Jen went further than she had ever dreamed possible.  I went further than I had since having children.  We both pushed through our doubts and fears. 
 And then her foot began to "twinge."  We are three weeks away from the race.  After a grueling 19 mile run Jen faces the truth that she has to get her foot examined. 
My boys are napping, I am sitting on the couch when my phone rings.  "It's a stress fracture."  It's over.  There will be no marathon. 
We won't have the satisfaction of crossing the finish line.  No medal for all the sacrifice and investment. 
After cycling through a barrage of emotions and thoughts I surprised myself with this realization.  It is okay.  I don't have to have perfection, in this case the completion of the race, in order to know that I have done something amazing.  It's okay not to be perfect.   It's okay to know that I gave it everything that I had.  The results were not what I anticipated or had desired, but the journey and the outcome are beautiful none the less. 
Such is also true of many worthy endeavors.  I will never be a perfect wife.  I will never be a perfect mom.  I will fall short as a daughter of the King.  But as I let go of the lie that it's perfection or failure I am able to see the beauty in the victories and the losses.  I find contentment replacing the gnawing ache that the drive for perfection created in me.  There is true joy in contentment.
Psalm 46:10
"Cease striving and know that I am God;
I will be exalted among the nations, I will be exalted in the earth."
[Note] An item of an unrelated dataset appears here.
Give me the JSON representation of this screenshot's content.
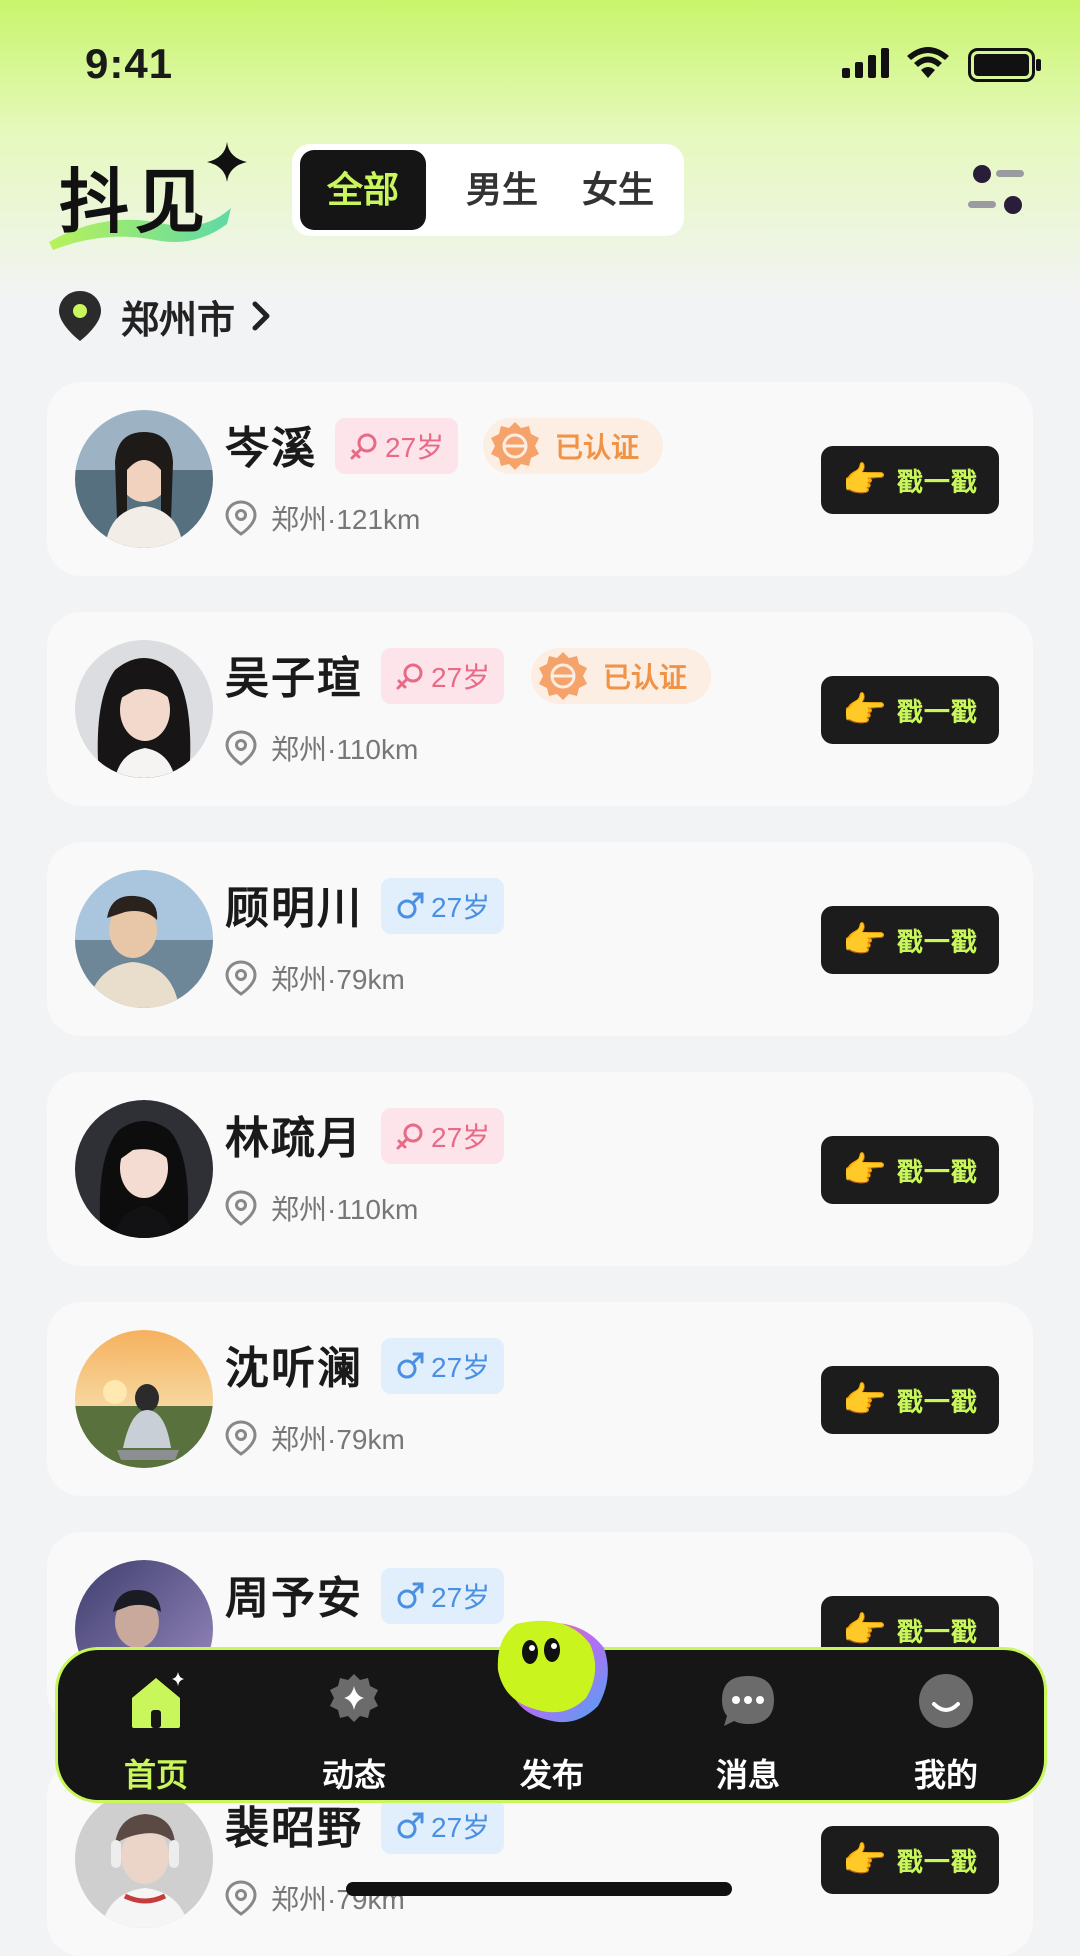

  1. Anne, it feels like you are writing these for me! Only I am more of a "discouraged perfectionist" as Kevin Leman terms it. Sometimes I don't even try because I know it won't be "perfect". But I'm learning. Sometimes through failure - I'm not sure that perfection leads to learning, actually. Seems like perfection is something to be attained and maintained at any cost."
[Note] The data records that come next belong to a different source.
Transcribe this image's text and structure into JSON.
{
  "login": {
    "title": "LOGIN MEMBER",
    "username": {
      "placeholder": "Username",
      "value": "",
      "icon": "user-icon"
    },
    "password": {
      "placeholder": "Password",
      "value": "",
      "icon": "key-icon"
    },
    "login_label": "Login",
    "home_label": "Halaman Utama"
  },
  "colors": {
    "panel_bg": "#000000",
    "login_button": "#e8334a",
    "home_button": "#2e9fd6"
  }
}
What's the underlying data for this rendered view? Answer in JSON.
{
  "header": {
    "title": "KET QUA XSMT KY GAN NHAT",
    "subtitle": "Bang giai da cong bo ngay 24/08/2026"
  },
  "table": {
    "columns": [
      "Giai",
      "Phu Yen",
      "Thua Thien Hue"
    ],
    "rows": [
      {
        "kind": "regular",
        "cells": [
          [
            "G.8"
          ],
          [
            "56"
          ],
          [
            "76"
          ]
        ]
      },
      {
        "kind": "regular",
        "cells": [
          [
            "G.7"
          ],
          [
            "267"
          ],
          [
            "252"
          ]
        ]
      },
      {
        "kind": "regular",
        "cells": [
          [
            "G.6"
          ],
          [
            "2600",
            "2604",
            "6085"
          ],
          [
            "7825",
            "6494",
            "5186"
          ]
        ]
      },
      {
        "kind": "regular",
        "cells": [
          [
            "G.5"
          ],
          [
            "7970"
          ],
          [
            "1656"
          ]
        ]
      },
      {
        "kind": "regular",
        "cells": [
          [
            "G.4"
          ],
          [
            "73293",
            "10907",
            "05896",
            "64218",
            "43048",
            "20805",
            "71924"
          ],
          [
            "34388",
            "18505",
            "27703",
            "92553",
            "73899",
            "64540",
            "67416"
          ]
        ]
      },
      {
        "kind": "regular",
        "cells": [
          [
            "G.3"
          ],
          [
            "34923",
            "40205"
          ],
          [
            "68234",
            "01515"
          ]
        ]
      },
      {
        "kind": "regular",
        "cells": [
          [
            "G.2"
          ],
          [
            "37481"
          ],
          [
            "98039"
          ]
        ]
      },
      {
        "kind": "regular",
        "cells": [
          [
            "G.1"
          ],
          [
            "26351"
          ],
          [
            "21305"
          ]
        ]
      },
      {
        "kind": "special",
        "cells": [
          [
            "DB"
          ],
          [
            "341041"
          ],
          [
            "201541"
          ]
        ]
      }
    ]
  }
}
    Life is about the process. Life is about looking more and more like my Creator. Life is about putting that Creator on display, rather than putting myself or my perfect accomplishments on display." This comment struck me - if we put our perfect accomplishments on display, it could become a real barrier for people. Perfectionism isolates in many ways.

    Thanks for your honesty and for writing your thoughts!
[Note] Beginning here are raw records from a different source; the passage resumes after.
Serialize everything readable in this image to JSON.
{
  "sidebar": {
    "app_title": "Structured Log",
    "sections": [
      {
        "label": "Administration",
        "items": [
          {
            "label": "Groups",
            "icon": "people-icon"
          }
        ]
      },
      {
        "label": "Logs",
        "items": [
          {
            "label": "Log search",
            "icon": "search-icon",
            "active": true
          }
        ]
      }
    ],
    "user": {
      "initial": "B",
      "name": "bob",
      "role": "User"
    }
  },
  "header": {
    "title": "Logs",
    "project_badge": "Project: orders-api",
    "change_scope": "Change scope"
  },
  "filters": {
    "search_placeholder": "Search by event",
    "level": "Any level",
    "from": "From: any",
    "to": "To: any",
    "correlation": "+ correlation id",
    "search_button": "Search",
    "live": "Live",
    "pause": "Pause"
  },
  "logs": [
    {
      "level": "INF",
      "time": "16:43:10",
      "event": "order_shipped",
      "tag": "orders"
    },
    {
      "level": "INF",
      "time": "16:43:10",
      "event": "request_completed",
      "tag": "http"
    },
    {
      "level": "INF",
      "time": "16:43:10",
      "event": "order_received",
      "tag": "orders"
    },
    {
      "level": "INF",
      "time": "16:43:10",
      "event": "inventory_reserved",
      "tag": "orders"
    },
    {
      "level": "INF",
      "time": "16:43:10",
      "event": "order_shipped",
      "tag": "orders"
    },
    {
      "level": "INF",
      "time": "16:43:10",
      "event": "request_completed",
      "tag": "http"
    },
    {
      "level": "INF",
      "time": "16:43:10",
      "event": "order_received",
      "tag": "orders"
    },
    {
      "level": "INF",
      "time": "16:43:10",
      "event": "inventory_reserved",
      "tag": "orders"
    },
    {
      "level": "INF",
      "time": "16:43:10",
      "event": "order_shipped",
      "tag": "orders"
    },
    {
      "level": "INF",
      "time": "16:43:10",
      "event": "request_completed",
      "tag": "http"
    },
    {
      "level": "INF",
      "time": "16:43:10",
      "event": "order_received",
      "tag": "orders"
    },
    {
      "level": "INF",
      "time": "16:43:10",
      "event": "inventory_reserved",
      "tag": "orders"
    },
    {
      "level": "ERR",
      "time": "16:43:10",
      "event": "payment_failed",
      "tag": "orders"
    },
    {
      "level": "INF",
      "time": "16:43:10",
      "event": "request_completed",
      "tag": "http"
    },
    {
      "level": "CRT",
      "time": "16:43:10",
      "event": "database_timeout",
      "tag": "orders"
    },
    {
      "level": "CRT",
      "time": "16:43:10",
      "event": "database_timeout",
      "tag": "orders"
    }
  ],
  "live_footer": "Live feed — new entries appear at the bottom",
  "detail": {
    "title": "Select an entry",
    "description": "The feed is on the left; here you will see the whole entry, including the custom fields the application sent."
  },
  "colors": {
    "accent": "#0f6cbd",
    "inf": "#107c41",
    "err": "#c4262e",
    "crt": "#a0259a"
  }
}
    1. You are so right Susan. Our perfectionism does isolate us. I think the evil one would love to keep us there. But, God beckons us to release our perfectionism to Him and enjoy His peace.

      I completely relate to often not trying or starting things because of the fear of less than perfection. It is so good to know that I am not alone. Thanks for sharing!

  2. I can identify with this post, Anne. Well-written and very inspiring. Keep up the good work!

  3. Oh! My comment was published and I didn't have to prove I wasn't a robot. Yay!

    1. Yay! I am so glad that we got that figured out :) Thanks for your amazing support. You are such a great encouragement to me!